UK government bonds could rise in price after a disorderly Brexit, but any gains could be wiped out if Jeremy Corbyn is elected Prime Minister, according to Bryn Jones, head of fixed income at Rathbones.

Many investors, including Trevor Greetham, a multi-asset investor at Royal London Asset Management, believe that gilts, which are UK government bonds, will perform well in the event of a no deal Brexit as investors will buy the asset as a safe haven.

But Mr Jones said while data about the performance of gilts backed this analysis, investors should not disregard the "Corbyn effect" on the longer-term bond market.

The price of gilts tends to rise whenever a negative piece of news emerges about the Brexit process.

But Mr Jones noted while the yield on bonds with a short date to maturity fell on such news - as the price rose - the yield on gilts with a longer date to maturity rose at the same time - as the price fell.

The fact bonds with a longer date to maturity are already trading at a significantly lower price than those with a shorter date is a sign of the "Corbyn effect" on the bond market, according to Mr Jones.

He said market was concerned that a disorderly Brexit could increase the chances of a general election, and a victory for the Labour Party, led by Jeremy Corbyn.

The expectation then would be that a Corbyn-led government would increase borrowing.

This extra borrowing would lead to the issuing of more gilts, and with the supply of gilts on the market increasing while demand is falling, that would lead to the price of gilts falling.

Peter Elston, chief investment officer at Seneca, recently told FTAdviser he would "rather put his hand in a blender" than buy gilts for his funds.

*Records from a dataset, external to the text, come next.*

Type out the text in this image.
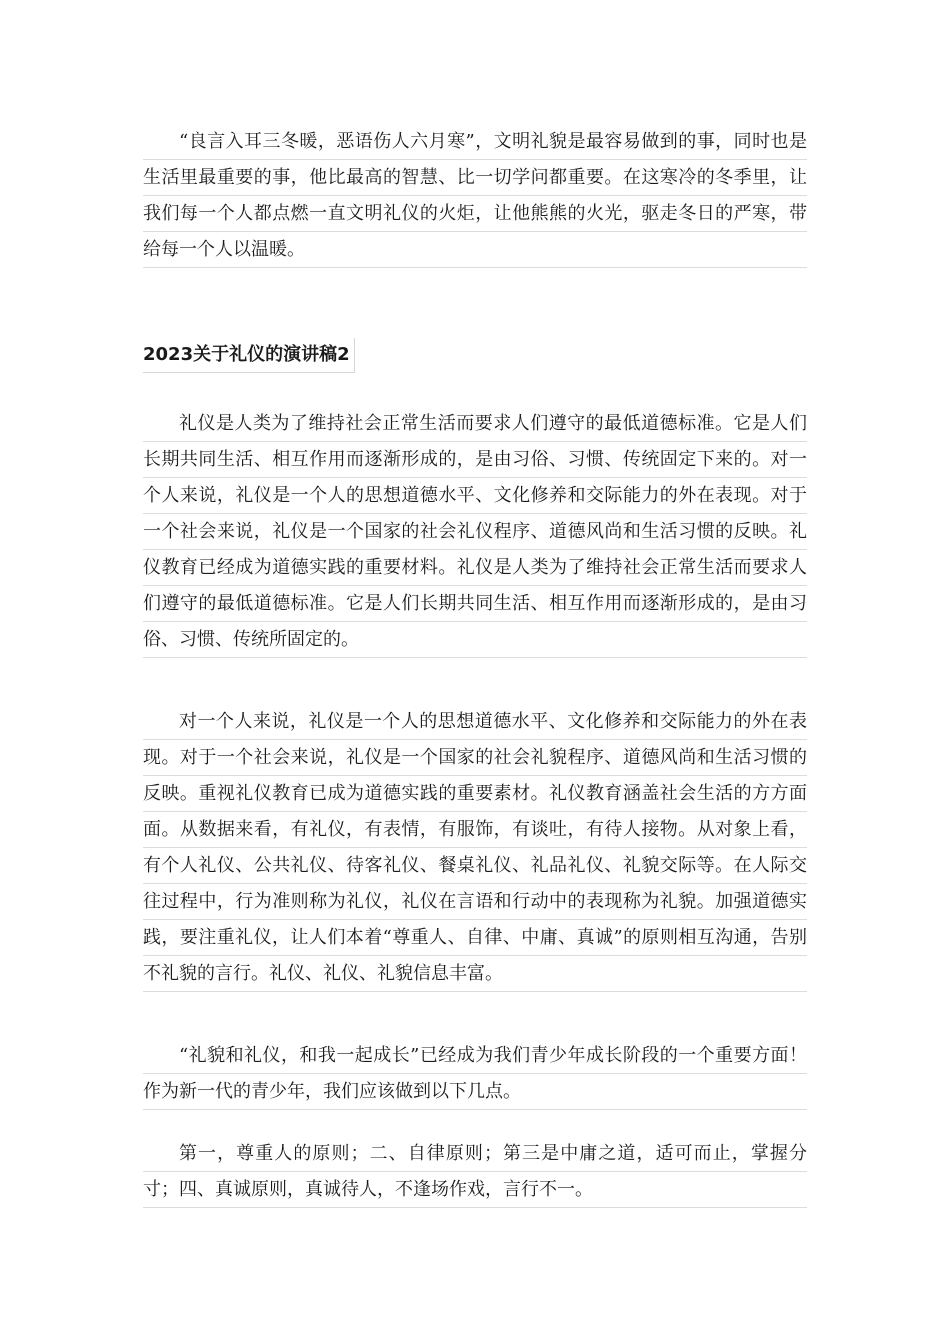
“良言入耳三冬暖，恶语伤人六月寒”，文明礼貌是最容易做到的事，同时也是生活里最重要的事，他比最高的智慧、比一切学问都重要。在这寒冷的冬季里，让我们每一个人都点燃一直文明礼仪的火炬，让他熊熊的火光，驱走冬日的严寒，带给每一个人以温暖。

2023关于礼仪的演讲稿2

礼仪是人类为了维持社会正常生活而要求人们遵守的最低道德标准。它是人们长期共同生活、相互作用而逐渐形成的，是由习俗、习惯、传统固定下来的。对一个人来说，礼仪是一个人的思想道德水平、文化修养和交际能力的外在表现。对于一个社会来说，礼仪是一个国家的社会礼仪程序、道德风尚和生活习惯的反映。礼仪教育已经成为道德实践的重要材料。礼仪是人类为了维持社会正常生活而要求人们遵守的最低道德标准。它是人们长期共同生活、相互作用而逐渐形成的，是由习俗、习惯、传统所固定的。

对一个人来说，礼仪是一个人的思想道德水平、文化修养和交际能力的外在表现。对于一个社会来说，礼仪是一个国家的社会礼貌程序、道德风尚和生活习惯的反映。重视礼仪教育已成为道德实践的重要素材。礼仪教育涵盖社会生活的方方面面。从数据来看，有礼仪，有表情，有服饰，有谈吐，有待人接物。从对象上看，有个人礼仪、公共礼仪、待客礼仪、餐桌礼仪、礼品礼仪、礼貌交际等。在人际交往过程中，行为准则称为礼仪，礼仪在言语和行动中的表现称为礼貌。加强道德实践，要注重礼仪，让人们本着“尊重人、自律、中庸、真诚”的原则相互沟通，告别不礼貌的言行。礼仪、礼仪、礼貌信息丰富。

“礼貌和礼仪，和我一起成长”已经成为我们青少年成长阶段的一个重要方面！作为新一代的青少年，我们应该做到以下几点。

第一，尊重人的原则；二、自律原则；第三是中庸之道，适可而止，掌握分寸；四、真诚原则，真诚待人，不逢场作戏，言行不一。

He feels Brexit will make little difference to the direction of UK interest rates, which, in his view, is likely to be upwards, meaning investors who buy gilts today would lose money.

This is because if the Bank of England put interest rates up, the return available to investors from owning cash would rise, and that would force the UK government to pay a higher rate of interest on any new bonds it issues after rates rise.

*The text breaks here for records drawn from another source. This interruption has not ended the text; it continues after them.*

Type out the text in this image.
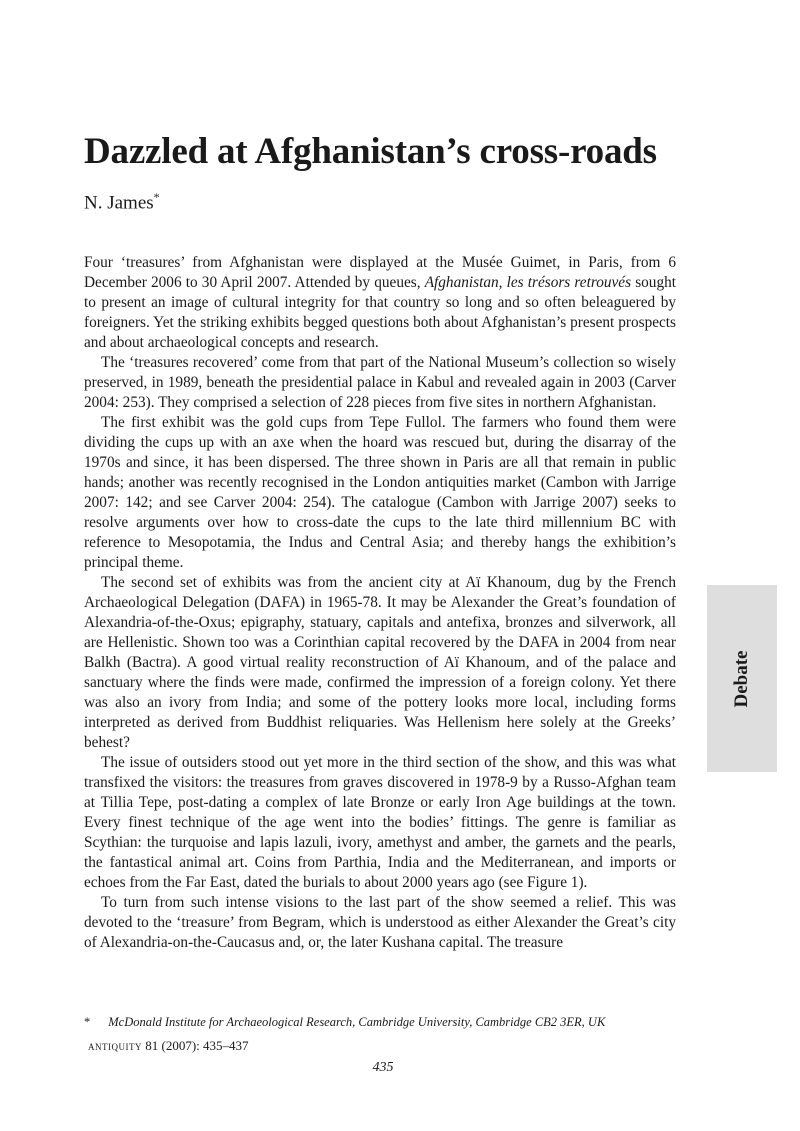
Dazzled at Afghanistan’s cross-roads
N. James*

Four ‘treasures’ from Afghanistan were displayed at the Musée Guimet, in Paris, from 6 December 2006 to 30 April 2007. Attended by queues, Afghanistan, les trésors retrouvés sought to present an image of cultural integrity for that country so long and so often beleaguered by foreigners. Yet the striking exhibits begged questions both about Afghanistan’s present prospects and about archaeological concepts and research.

The ‘treasures recovered’ come from that part of the National Museum’s collection so wisely preserved, in 1989, beneath the presidential palace in Kabul and revealed again in 2003 (Carver 2004: 253). They comprised a selection of 228 pieces from five sites in northern Afghanistan.

The first exhibit was the gold cups from Tepe Fullol. The farmers who found them were dividing the cups up with an axe when the hoard was rescued but, during the disarray of the 1970s and since, it has been dispersed. The three shown in Paris are all that remain in public hands; another was recently recognised in the London antiquities market (Cambon with Jarrige 2007: 142; and see Carver 2004: 254). The catalogue (Cambon with Jarrige 2007) seeks to resolve arguments over how to cross-date the cups to the late third millennium BC with reference to Mesopotamia, the Indus and Central Asia; and thereby hangs the exhibition’s principal theme.

The second set of exhibits was from the ancient city at Aï Khanoum, dug by the French Archaeological Delegation (DAFA) in 1965-78. It may be Alexander the Great’s foundation of Alexandria-of-the-Oxus; epigraphy, statuary, capitals and antefixa, bronzes and silverwork, all are Hellenistic. Shown too was a Corinthian capital recovered by the DAFA in 2004 from near Balkh (Bactra). A good virtual reality reconstruction of Aï Khanoum, and of the palace and sanctuary where the finds were made, confirmed the impression of a foreign colony. Yet there was also an ivory from India; and some of the pottery looks more local, including forms interpreted as derived from Buddhist reliquaries. Was Hellenism here solely at the Greeks’ behest?

The issue of outsiders stood out yet more in the third section of the show, and this was what transfixed the visitors: the treasures from graves discovered in 1978-9 by a Russo-Afghan team at Tillia Tepe, post-dating a complex of late Bronze or early Iron Age buildings at the town. Every finest technique of the age went into the bodies’ fittings. The genre is familiar as Scythian: the turquoise and lapis lazuli, ivory, amethyst and amber, the garnets and the pearls, the fantastical animal art. Coins from Parthia, India and the Mediterranean, and imports or echoes from the Far East, dated the burials to about 2000 years ago (see Figure 1).

To turn from such intense visions to the last part of the show seemed a relief. This was devoted to the ‘treasure’ from Begram, which is understood as either Alexander the Great’s city of Alexandria-on-the-Caucasus and, or, the later Kushana capital. The treasure

Debate
* McDonald Institute for Archaeological Research, Cambridge University, Cambridge CB2 3ER, UK
antiquity 81 (2007): 435–437
435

If investors can buy the new bonds at a higher interest rate than the existing bonds, then the owners of the older bonds, would be forced to take a lower price for the bonds they own.

But David Scott, an adviser at Andrews Gwynne in Leeds, told FTAdviser last week the level of uncertainty in markets right now meant government bonds, such as gilts, may be an attractive investment relative to equities.